Border Patrol reported encounters of 1.6 million migrants at the border in fiscal 2021.
The figure does not count the migrants who went undetected and successful entered the country, which some lawmakers refer to as "got aways." According to a press report from October 2021, the Biden administration had released approximately 160,000 migrants into the U.S. since March.
Title 42 was enacted in the 1940s and enforced at the start of the COVID-19 pandemic to prevent certain categories of asylum seekers arriving at the border from entering the country and spreading the virus. Ending the policy amid the annual spring migration indeed has the potential to overwhelm border security, so much so that U.S. Customs and Border Protection is trying to add manpower to its southwest sector.
Oklahoma GOP Sen. James Lankford said the Biden administration could end Title 42 enforcement within hours or days at this point.
"This DHS in the Biden administration, its own numbers estimate, a million people will illegally cross the border within six weeks at the moment that they drop Title 42," he said. "They're aware of what they're about to release. They've had a year to be able to plan for it and they've chosen not to."
Even some Senate Democrats have in recent days raised concerns about ending the policy without an exit strategy, including Arizona Sens. Mark Kelly and Kyrsten Sinema.
Lankford also vowed to object to "all" of the Department of Homeland Security nominations that Senate Majority Leader Chuck Schumer brings to the chamber floor until the agency "provides us a plan that will end the chaos" at the border with Mexico.
Biden is under pressure to end Title 42 enforcement because pandemic numbers have declined and his own Democratic Party, particularly members of its progressive wing, consider it a Trump-era, anti-immigration policy.

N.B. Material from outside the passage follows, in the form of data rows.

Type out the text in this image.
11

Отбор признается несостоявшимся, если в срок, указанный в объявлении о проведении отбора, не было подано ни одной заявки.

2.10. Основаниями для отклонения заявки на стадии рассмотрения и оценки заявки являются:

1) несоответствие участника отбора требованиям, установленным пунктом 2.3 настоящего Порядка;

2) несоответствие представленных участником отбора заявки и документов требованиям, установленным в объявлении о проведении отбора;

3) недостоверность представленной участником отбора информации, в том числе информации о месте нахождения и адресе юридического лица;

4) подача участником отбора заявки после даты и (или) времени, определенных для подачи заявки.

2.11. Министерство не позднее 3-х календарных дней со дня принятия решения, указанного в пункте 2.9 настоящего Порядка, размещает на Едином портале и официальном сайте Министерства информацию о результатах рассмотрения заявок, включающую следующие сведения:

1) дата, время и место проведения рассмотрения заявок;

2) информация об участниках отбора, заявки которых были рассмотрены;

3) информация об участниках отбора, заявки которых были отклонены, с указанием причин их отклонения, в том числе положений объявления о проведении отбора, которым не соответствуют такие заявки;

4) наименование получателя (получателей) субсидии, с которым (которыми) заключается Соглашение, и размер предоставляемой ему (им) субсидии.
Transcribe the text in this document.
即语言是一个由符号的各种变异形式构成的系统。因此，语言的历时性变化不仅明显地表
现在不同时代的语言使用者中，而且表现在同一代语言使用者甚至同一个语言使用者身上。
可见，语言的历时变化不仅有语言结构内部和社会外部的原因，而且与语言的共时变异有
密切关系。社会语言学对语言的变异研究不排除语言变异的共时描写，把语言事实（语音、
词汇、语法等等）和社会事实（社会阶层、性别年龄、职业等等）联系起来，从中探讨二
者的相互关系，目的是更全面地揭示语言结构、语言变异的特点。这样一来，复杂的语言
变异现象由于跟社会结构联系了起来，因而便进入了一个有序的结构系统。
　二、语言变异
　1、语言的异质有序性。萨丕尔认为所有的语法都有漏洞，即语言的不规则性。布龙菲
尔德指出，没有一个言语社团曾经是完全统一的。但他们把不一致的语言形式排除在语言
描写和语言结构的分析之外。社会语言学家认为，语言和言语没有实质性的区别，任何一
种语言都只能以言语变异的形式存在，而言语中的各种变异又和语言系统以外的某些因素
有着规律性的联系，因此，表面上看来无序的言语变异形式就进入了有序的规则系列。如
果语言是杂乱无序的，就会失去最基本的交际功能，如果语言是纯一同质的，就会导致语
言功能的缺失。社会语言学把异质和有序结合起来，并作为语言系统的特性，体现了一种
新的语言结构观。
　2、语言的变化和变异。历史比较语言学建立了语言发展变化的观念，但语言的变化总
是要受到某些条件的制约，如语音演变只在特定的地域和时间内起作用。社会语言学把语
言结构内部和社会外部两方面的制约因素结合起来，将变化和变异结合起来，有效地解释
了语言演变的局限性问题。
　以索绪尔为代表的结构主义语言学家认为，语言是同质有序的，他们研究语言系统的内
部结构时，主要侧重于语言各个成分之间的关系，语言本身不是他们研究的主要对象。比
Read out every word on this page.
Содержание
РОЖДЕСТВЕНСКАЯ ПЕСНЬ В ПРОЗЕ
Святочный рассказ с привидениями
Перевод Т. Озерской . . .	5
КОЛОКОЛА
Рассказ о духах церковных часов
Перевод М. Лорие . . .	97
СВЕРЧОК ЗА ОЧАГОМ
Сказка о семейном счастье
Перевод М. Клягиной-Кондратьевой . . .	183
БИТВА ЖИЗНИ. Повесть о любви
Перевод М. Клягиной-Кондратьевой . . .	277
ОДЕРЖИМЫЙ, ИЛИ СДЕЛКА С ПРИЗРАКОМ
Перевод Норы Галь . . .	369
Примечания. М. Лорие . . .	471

Meanwhile, arguing that Democrats are weak on border security has long been a winning issue for Republicans.
Texas GOP Sen. Ted Cruz said that every city in America is a border city and restated his point that the country's immigration problems go far beyond the southern border.
"When the illegal immigrants come over, they're wearing bracelets, the bracelets correspond with the money they had paid and the additional money they owe to the cartels," he said. "It costs between $3,000 and $8,000 to cross illegally. You cannot cross without going through the cartels. If you try to cross on your own, the cartels will kill you."
He continued: "Often when they cross the cartels, they'll put them in a stash house and extort thousands more money, and you have teenage boys that the cartels will go and locate in cities all over the country. Actually, the Biden administration sends them to cities all over the country. And then those teenage boys owe thousands of dollars to the cartels and they work for the cartels in your city."
Cruz, a 2016 GOP presidential candidate and possible 2024 contender, also argued that Democrats have clearly demonstrated that they "support illegal immigration."
He pointed to Senate Democrats rejecting his legislation to ensure "violent felons who repeatedly cross illegally" into the U.S. face a "mandatory minimum" prison sentence.
"They view the 2 million illegal immigrants who came last year as future Democratic voters," he said.
The ACLU has advocated for ending Title 42, arguing that it stops certain migrants from seeking refuge at the U.S. border.